Central Museum: preserving area history
Published 2:24 pm Wednesday, February 13, 2019
George E. Smith doesn’t take credit for collecting the numerous artifacts on exhibit at the Central High School Museum – but he is admittedly familiar with every piece.
“I volunteered to help make it look as close to an authentic museum as possible, so every piece they have in there, I touched,” he said. “Everything in there I cut, pasted, framed.”
A retired educator and 1968 graduate of the school, Smith’s work was the preverbal labor of love.
It was he who built the three exhibits titled Wall of Slavery, Wall of Struggle, and Wall of Hope. Each wall tells a story of African-American life in the county: the Wall of Slavery, the brutality of the Middle Passage and enslavement; the Wall of Struggle, the hardships of life after emancipation and the struggle for education, and the Wall of the Hope tells of triumph and success.
Of course, the three walls are intended to convey a progression of history to visitors, and the sundry items and artifacts along the way – be them yearbooks, textbooks, microscopes, athletic wear – are intended to convey the point, Smith said: the struggle has been, and is, real.
“We have arrived, but we are still not quite there yet,” he notes. “From whence we come now.”
Opening to the public on June 20, 2016, the museum has a mission of locating, retrieving, preserving, displaying and explaining its more than 2,500 items on display and fostering and promoting a greater understanding of the contributions of the African-American experience and impact on the cultural, educational and socio-economic aspects of Charlotte and neighboring counties.
Housed in the remodeled building once known as the bus shop and the agriculture building, the museum is open for visits from 10 a.m. until 2 p.m. the first and third Saturdays of each month.
The museum’s website has research and reference materials available such as old yearbooks, newspaper clippings and notices, copies of publications by Central High graduates, and the book by David L. Hancock of news concerning African-Americans, compiled from The Charlotte Gazette, May 1873 – December 1900.
Right now, supporters are gearing up for the upcoming Black History Month program Saturday, Feb. 23, at White Oak Grove Baptist Church.
Neighboring Prince Edward County may have Farmville’s Robert Russa Moton museum, the site from which protesting students walked out and eventually became part of the famous Brown v. Education suit tearing down segregated public education. But Smith notes that Moton and Central have their own, and separate, story.
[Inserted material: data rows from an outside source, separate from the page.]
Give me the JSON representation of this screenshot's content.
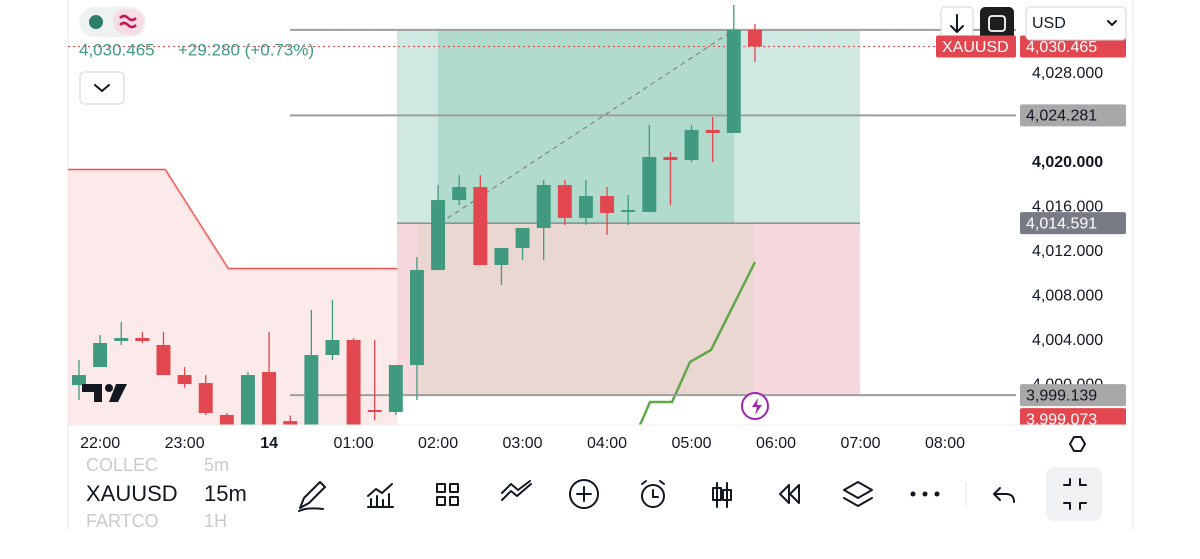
{
  "header": {
    "price": "4,030.465",
    "change": "+29.280 (+0.73%)",
    "currency": "USD"
  },
  "chart": {
    "type": "candlestick",
    "symbol": "XAUUSD",
    "x": [
      21.75,
      22,
      22.25,
      22.5,
      22.75,
      23,
      23.25,
      23.5,
      23.75,
      24,
      24.25,
      24.5,
      24.75,
      25,
      25.25,
      25.5,
      25.75,
      26,
      26.25,
      26.5,
      26.75,
      27,
      27.25,
      27.5,
      27.75,
      28,
      28.25,
      28.5,
      28.75,
      29,
      29.25,
      29.5,
      29.75
    ],
    "open": [
      4000.04,
      4001.66,
      4004.0,
      4004.27,
      4003.64,
      4000.94,
      4000.22,
      3997.35,
      3996.0,
      4001.21,
      3996.8,
      3996.0,
      4002.74,
      4004.09,
      3997.8,
      3997.62,
      4001.84,
      4010.38,
      4016.67,
      4017.84,
      4010.83,
      4012.36,
      4014.16,
      4018.02,
      4015.06,
      4017.03,
      4015.78,
      4015.6,
      4020.54,
      4020.27,
      4022.97,
      4022.7,
      4031.96
    ],
    "high": [
      4002.29,
      4004.54,
      4005.71,
      4004.81,
      4004.81,
      4001.66,
      4000.94,
      3997.53,
      4001.21,
      4004.81,
      3997.3,
      4006.79,
      4007.69,
      4004.27,
      4004.09,
      4001.84,
      4011.55,
      4018.02,
      4018.92,
      4018.92,
      4012.36,
      4014.16,
      4018.47,
      4018.47,
      4018.47,
      4017.84,
      4017.12,
      4023.42,
      4021.0,
      4023.42,
      4024.13,
      4034.2,
      4032.49
    ],
    "low": [
      3998.7,
      4001.66,
      4003.64,
      4003.82,
      4000.94,
      3999.8,
      3997.35,
      3995.5,
      3995.5,
      3995.5,
      3995.2,
      3995.5,
      4002.29,
      3995.5,
      3996.9,
      3997.35,
      3998.7,
      4010.38,
      4016.22,
      4010.83,
      4009.03,
      4011.28,
      4011.28,
      4014.43,
      4014.43,
      4013.53,
      4014.43,
      4015.6,
      4016.22,
      4020.09,
      4020.09,
      4022.7,
      4029.08
    ],
    "close": [
      4000.94,
      4003.82,
      4004.27,
      4004.0,
      4000.94,
      4000.13,
      3997.53,
      3996.0,
      4000.94,
      3996.0,
      3995.6,
      4002.74,
      4004.09,
      3996.0,
      3997.62,
      4001.84,
      4010.38,
      4016.67,
      4017.84,
      4010.83,
      4012.36,
      4014.16,
      4018.02,
      4015.06,
      4017.03,
      4015.51,
      4015.78,
      4020.54,
      4020.27,
      4022.97,
      4022.7,
      4031.96,
      4030.465
    ],
    "up_color": "#3f9a80",
    "down_color": "#e2474f",
    "xlim": [
      21.62,
      32.84
    ],
    "xticks": [
      {
        "value": 22,
        "label": "22:00"
      },
      {
        "value": 23,
        "label": "23:00"
      },
      {
        "value": 24,
        "label": "14"
      },
      {
        "value": 25,
        "label": "01:00"
      },
      {
        "value": 26,
        "label": "02:00"
      },
      {
        "value": 27,
        "label": "03:00"
      },
      {
        "value": 28,
        "label": "04:00"
      },
      {
        "value": 29,
        "label": "05:00"
      },
      {
        "value": 30,
        "label": "06:00"
      },
      {
        "value": 31,
        "label": "07:00"
      },
      {
        "value": 32,
        "label": "08:00"
      }
    ],
    "ylim": [
      3996.45,
      4034.65
    ],
    "yticks": [
      {
        "value": 4028,
        "label": "4,028.000"
      },
      {
        "value": 4020,
        "label": "4,020.000"
      },
      {
        "value": 4016,
        "label": "4,016.000"
      },
      {
        "value": 4012,
        "label": "4,012.000"
      },
      {
        "value": 4008,
        "label": "4,008.000"
      },
      {
        "value": 4004,
        "label": "4,004.000"
      },
      {
        "value": 4000,
        "label": "4,000.000"
      }
    ],
    "target": 4031.96,
    "levels": [
      {
        "value": 4024.281,
        "label": "4,024.281"
      },
      {
        "value": 4014.591,
        "label": "4,014.591"
      },
      {
        "value": 3999.139,
        "label": "3,999.139"
      }
    ],
    "last_price_label": "4,030.465",
    "stop_label": "3,999.073"
  },
  "toolbar": {
    "symbol": "XAUUSD",
    "interval": "15m",
    "ghost_symbols": [
      "COLLEC",
      "FARTCO"
    ],
    "ghost_intervals": [
      "5m",
      "1H"
    ]
  }
}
“We’re not trying to copy them,” he noted. “We’re just trying to tell the story about Charlotte.”
Meanwhile, Smith said, supporters would like to see the museum eventually receive grant funds to install a humidity system to help preserve documents, papers and pictures; lighting to enhance the displays; and an audio-visual system that would allow for television screens, overhead projectors and music – as well as a storage building so that artifacts can be rotated in and out.
But for now, the goal is something more humble: stipends to offset the dependence on the all-volunteer force that provides for the hours of operation.
To that end, Cam Johnson, a planner with the Commonwealth Regional Council, recently met with the museum’s board of directors to discuss grant opportunities.
The council assists local units of government in planning, and managing, new programs and projects; and securing grants and loan for those programs and projects.
Johnson’s meeting with the board was at the behest of Nancy Carwile, a member of the board of supervisors, in hopes he can help find and secure small museum grants.
But no matter what, Smith said the museum is a reminder to all progress will not and cannot be turned back.
“I call this the only place in Charlotte County you can visit and read about the black community over the years,” he said. “From whence we can hope; we struggle and hope is still alive – even today.”